Park Sang-Cheol, Won Sungho
Institute of Health and Environment, Seoul National University, Seoul 08826, Korea.
Interdisciplinary Program in Bioinformatics, Seoul National University, Seoul 08826, Korea.
Genomics Inform. 2018 Dec;16(4):e24. doi: 10.5808/GI.2018.16.4.e24. Epub 2018 Dec 28.

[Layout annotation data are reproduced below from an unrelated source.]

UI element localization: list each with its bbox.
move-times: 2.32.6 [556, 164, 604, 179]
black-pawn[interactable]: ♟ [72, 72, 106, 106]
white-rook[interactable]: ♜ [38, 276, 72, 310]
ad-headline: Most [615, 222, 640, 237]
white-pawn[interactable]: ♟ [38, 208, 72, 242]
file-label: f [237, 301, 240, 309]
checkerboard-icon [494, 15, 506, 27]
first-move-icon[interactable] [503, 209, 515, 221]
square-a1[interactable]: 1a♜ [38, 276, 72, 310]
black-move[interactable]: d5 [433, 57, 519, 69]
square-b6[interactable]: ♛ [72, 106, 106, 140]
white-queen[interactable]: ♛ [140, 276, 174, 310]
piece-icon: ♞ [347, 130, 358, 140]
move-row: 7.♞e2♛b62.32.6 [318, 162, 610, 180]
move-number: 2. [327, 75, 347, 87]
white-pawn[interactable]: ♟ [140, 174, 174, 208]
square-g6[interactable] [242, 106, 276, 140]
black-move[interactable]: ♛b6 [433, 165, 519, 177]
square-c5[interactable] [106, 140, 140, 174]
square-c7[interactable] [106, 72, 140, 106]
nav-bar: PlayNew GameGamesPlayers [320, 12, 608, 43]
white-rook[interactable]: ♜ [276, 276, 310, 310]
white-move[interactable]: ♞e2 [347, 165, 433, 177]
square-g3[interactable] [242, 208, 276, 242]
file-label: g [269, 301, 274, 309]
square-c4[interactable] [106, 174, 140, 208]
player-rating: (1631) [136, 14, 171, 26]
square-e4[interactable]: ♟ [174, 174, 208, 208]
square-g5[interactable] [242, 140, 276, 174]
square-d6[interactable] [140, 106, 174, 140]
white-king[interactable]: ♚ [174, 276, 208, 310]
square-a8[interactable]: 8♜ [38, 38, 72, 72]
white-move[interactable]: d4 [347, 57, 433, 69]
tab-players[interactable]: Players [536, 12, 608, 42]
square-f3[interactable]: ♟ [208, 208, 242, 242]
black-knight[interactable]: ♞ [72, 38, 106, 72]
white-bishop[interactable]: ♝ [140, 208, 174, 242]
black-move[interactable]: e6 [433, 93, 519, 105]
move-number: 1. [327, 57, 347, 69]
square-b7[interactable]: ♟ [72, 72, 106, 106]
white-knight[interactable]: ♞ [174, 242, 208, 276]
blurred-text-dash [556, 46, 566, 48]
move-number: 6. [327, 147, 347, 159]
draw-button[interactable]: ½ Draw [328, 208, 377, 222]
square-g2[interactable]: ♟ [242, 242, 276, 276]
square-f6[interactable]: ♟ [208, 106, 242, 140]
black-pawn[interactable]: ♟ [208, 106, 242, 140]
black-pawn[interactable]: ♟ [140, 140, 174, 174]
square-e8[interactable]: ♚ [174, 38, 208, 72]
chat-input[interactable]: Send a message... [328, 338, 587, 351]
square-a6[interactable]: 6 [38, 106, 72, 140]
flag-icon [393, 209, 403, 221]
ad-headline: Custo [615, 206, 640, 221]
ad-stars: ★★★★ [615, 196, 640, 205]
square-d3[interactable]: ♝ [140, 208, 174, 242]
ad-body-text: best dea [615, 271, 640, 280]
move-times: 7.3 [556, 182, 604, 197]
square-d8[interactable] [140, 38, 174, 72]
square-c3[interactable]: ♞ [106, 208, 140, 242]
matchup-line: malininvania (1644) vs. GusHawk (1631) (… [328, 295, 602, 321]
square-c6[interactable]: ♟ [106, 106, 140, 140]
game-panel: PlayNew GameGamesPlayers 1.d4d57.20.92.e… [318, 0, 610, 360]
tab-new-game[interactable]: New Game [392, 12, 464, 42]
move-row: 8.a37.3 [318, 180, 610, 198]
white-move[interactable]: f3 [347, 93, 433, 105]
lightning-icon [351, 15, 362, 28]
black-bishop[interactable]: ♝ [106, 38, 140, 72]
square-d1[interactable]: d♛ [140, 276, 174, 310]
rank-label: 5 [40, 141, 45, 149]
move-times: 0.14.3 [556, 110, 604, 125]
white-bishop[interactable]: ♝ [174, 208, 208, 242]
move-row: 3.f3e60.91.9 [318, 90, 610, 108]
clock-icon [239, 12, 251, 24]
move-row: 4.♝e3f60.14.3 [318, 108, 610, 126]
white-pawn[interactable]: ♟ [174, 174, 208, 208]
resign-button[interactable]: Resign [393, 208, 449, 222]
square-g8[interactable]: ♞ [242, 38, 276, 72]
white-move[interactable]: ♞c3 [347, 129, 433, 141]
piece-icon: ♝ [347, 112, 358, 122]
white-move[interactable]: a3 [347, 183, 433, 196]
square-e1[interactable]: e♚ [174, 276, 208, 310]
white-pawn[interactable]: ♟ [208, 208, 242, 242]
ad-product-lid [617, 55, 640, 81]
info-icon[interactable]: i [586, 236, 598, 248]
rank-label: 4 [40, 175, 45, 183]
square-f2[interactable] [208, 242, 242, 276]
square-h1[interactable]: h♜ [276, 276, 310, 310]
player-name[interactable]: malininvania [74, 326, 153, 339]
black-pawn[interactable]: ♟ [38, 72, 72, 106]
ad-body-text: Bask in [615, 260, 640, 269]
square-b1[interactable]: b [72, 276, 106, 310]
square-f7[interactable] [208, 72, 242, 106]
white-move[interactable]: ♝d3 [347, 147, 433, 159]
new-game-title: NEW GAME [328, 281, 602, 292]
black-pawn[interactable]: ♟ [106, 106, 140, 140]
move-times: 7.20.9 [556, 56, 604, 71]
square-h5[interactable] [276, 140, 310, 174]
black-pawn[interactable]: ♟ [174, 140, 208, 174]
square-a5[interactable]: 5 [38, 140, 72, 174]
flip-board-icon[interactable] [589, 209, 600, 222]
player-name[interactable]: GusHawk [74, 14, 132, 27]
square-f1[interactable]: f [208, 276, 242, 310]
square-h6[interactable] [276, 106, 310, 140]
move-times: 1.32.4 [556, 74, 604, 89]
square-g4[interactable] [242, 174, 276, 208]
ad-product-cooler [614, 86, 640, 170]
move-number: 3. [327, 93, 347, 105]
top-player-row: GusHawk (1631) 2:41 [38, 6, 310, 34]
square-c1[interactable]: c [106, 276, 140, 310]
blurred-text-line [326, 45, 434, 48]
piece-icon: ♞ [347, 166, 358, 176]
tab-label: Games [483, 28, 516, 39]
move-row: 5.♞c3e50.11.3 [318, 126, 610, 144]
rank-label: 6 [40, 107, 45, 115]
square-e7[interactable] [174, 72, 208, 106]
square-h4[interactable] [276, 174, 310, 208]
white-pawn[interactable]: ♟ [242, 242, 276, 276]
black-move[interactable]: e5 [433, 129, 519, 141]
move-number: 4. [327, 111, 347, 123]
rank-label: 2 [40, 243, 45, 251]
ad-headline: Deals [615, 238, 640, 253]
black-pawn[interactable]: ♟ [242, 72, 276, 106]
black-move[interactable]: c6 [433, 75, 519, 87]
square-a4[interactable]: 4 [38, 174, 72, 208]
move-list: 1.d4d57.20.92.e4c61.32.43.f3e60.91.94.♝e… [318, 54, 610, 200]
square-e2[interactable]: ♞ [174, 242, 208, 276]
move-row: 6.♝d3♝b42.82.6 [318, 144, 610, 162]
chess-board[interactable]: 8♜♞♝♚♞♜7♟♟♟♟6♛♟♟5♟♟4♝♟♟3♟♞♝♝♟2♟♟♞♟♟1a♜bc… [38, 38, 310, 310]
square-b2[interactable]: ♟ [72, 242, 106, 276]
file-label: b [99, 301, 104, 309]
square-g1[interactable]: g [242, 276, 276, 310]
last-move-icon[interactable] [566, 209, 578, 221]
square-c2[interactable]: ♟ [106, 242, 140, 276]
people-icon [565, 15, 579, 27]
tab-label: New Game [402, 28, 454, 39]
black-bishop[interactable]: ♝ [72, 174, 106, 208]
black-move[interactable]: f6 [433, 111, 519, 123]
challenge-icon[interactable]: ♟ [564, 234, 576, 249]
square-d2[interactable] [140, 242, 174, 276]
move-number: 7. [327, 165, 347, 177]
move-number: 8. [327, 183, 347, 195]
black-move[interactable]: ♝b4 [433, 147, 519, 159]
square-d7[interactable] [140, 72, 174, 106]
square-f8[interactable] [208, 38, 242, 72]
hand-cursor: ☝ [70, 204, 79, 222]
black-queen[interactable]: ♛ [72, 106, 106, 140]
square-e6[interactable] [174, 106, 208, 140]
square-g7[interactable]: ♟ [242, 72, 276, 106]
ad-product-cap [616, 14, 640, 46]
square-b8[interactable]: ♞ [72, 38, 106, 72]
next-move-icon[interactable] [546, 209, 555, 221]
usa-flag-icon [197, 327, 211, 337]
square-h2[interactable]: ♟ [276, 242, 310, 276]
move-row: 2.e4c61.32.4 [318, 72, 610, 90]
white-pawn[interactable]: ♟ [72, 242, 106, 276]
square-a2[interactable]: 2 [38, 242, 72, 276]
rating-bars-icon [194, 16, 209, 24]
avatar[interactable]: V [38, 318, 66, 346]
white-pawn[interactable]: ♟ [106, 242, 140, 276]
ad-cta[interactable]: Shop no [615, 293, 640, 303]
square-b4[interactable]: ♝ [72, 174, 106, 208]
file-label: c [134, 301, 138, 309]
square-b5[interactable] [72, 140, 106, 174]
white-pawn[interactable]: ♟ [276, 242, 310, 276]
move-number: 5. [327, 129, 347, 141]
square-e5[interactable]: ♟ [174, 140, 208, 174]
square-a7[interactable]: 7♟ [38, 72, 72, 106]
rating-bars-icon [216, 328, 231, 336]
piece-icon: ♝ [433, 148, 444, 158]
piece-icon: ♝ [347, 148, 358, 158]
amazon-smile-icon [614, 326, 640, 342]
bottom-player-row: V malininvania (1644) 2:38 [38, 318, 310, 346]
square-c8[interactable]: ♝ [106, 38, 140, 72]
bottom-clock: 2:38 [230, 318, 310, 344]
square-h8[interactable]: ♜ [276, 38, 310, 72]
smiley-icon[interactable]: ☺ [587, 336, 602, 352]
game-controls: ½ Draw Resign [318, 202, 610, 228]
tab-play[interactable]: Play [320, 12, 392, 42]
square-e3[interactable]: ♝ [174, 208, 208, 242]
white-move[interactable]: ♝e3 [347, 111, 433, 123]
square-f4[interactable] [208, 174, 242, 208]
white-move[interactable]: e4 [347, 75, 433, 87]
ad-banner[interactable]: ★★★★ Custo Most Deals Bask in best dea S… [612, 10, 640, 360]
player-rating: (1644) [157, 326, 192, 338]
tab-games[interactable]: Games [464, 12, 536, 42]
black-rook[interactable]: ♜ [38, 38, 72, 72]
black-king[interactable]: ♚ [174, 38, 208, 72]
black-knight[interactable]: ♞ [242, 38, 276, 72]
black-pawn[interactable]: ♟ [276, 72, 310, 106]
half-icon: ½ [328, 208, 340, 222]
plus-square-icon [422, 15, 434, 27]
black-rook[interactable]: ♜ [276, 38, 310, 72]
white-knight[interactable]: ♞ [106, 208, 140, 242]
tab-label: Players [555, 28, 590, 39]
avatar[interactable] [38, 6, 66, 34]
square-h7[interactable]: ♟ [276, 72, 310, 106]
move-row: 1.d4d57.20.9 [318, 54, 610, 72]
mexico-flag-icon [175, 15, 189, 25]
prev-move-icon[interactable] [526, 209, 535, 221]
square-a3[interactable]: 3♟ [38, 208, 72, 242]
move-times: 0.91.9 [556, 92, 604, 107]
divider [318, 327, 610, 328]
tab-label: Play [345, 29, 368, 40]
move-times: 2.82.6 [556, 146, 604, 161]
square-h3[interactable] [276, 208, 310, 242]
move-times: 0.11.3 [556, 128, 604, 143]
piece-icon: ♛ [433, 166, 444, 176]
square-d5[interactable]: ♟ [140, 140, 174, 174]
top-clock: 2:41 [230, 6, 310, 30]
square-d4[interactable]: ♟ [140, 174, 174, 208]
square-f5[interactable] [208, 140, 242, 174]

Taxonomy identification is fundamental to all microbiology studies. Particularly in metagenomics, which identify the composition of microorganisms using thousands of sequences, its importance is even greater. Identification is inevitably affected by the choice of database. This study was conducted to evaluate the accuracy of three widely used 16S databases, Greengenes, Silva, and EzBioCloud, and to suggest basic guidelines for selecting reference databases. Using public mock community data, each database was used to assign taxonomy and to test its accuracy. We showed that EzBioCloud performs well compared to other existing databases.
分类鉴定是所有微生物学研究的基础。尤其是在宏基因组学中,它使用数千个序列来鉴定微生物的组成,其重要性更为突出。鉴定不可避免地会受到数据库选择的影响。本研究旨在评估三个广泛使用的16S数据库(Greengenes、Silva和EzBioCloud)的准确性,并提出选择参考数据库的基本指南。使用公共模拟群落数据,每个数据库都用于进行分类并测试其准确性。我们表明,与其他现有数据库相比,EzBioCloud表现良好。